I have a suggestion. This suggestion takes a very long time, to increase every diagonal of $X$ with $+10$ for every iteration.

eigenvalues = eig(X);
how_many_negative_eigenvalues = length(find(eigenvalues < 0))
while(how_many_negative_eigenvalues > 0)
  disp('Negative eigenvalues - Use regalarization');
  X = X + 10*eye(size(X));
  eigenvalues = eig(X);
  how_many_negative_eigenvalues = length(find(eigenvalues < 0))
end
disp('No negative eigenvalues - Regalarization done');

Can this be done in a faster way?

1

There are 1 best solutions below

2
On BEST ANSWER

There is no unique nearest positive definite matrix, but you can make an $\epsilon$-close one.
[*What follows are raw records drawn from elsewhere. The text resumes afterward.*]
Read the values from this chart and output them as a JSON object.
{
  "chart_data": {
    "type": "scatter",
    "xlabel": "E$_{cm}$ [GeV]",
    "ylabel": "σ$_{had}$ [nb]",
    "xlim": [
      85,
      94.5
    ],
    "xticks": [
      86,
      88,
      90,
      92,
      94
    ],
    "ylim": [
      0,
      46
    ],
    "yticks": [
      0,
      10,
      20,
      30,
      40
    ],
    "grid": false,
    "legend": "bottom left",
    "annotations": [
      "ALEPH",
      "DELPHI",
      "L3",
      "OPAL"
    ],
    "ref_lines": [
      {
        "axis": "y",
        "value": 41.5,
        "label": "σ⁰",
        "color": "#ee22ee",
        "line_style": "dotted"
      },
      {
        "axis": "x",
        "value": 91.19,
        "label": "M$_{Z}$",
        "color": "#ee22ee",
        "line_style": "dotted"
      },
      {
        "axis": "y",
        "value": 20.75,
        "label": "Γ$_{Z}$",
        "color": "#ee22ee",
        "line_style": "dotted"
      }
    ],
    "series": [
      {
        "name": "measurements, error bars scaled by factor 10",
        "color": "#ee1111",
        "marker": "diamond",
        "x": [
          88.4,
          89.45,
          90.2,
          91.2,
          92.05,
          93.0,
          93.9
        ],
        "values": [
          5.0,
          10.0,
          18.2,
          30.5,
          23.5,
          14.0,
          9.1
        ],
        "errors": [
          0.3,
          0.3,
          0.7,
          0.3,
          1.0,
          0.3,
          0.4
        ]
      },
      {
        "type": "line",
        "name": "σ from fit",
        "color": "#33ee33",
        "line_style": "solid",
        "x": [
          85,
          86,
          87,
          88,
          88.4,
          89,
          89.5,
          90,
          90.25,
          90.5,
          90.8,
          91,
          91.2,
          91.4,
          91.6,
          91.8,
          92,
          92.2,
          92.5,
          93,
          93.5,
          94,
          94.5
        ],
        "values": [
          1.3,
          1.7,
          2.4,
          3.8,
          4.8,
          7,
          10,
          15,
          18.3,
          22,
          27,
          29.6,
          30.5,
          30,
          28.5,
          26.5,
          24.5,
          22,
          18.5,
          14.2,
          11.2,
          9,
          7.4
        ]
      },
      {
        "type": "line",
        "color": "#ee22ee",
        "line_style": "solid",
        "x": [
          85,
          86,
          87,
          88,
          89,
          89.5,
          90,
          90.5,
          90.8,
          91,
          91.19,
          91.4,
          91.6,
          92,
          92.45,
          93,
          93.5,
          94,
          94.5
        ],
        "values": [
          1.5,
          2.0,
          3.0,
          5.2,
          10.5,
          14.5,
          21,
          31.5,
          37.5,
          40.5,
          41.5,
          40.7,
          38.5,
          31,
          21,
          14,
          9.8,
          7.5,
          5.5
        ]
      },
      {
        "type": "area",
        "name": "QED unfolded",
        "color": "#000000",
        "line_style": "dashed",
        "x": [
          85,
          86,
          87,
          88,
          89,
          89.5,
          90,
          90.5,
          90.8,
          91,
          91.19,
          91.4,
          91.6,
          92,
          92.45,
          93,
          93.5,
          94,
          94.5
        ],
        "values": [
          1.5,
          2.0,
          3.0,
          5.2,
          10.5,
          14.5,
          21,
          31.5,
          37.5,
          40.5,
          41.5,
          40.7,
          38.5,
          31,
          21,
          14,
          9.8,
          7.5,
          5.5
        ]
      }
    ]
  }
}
Let $A$ be a real symmetric matrix with eigendecomposition $A = U\Lambda U^\top$ and eigenvalues $\lambda_k$, $k=1,\dots,n$. Then the nearest semidefinite matrix is given by $$A_{\geq0} = U\Lambda_{\geq0}U^\top,$$ where the diagonal elements of $\Lambda_{\geq 0}$ are given by $\max(0, \lambda_k)$, $k=1,\dots,n$. To make this construction positive, instead of replacing the eigenvalues with $0$, replace them with a positive number $\epsilon>0$, i.e., $\max(\epsilon, \lambda_k)$. There is no unique nearest positive matrix since you can make $\epsilon$ arbitrarily small.

For example, consider a matrix with eigenvalues $\Lambda = \mathrm{diag}(10,1,0,-10)$. This algorithm replaces these with $\Lambda_{>0} = \mathrm{diag}(10,1,\epsilon, \epsilon)$.